ポンプも停止しますので給水もストップします。水が出ないのです。
北九州の場合、貯水施設が高台にあるので直結増圧給水の場合は3階までくらいなら、チョロチョロって感じで出ますが、それより上階では全く出ません。
受水槽があるマンションならば、受水槽の中の水は使えます。こんな時のために受水槽に蛇口でもつけていれば言うことなしです。
また、機械式駐車場あれば作動しません。手動で作動させることは出来ますが、安全のために専門スタッフでしか取り扱えないようになっています。チェーンゲートも使えません。
この他、オートロックも停止しますし、宅配ボックスも使えなくなっちゃいます。
上階にお住まいの方は、水は出ない、給水車まで水をもらいに行きたいがエレベーターが停まっているので、それも出来ない、仕方ないから避難所に行くか、となってしまいます。
何度もつぶやくように台風などの自然災害そのものには強いのですが、そのあとにくる停電にはカラッキシなのがマンションです。
停電に備えて各自でも管理組合でも日ごろから防災・減災について検討しておくことが必要です。

9月25日につぶやき主が長いことお世話しているマンションで、北九州市危機管理課危機管理室による、「防災への備え」というテーマでセミナーが開催されます。

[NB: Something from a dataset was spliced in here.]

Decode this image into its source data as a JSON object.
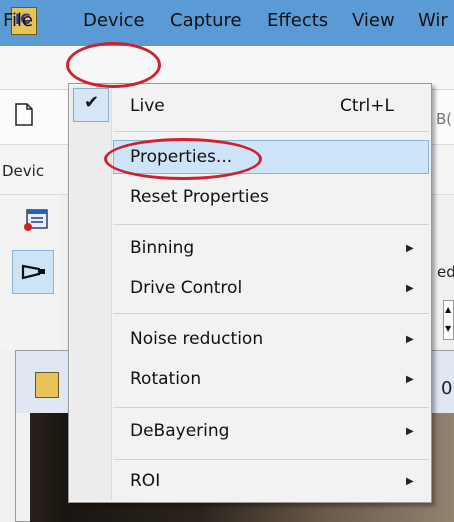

集会室での開催です。警察関係、消防関係に続いて3回目のセミナーです。
北九州市の「出前講座」を利用してつぶやき主が全て段取りしました。
危機管理室ご担当者とは以前からの顔なじみで、マンションにおける「防災・減災マニュアル」を提出したこともあります。
今回も分譲マンションに関しての話も加えていただきます。

お金はかからないし、集会室は有効利用できるし、何より組合員の防災・減災意識が高まります。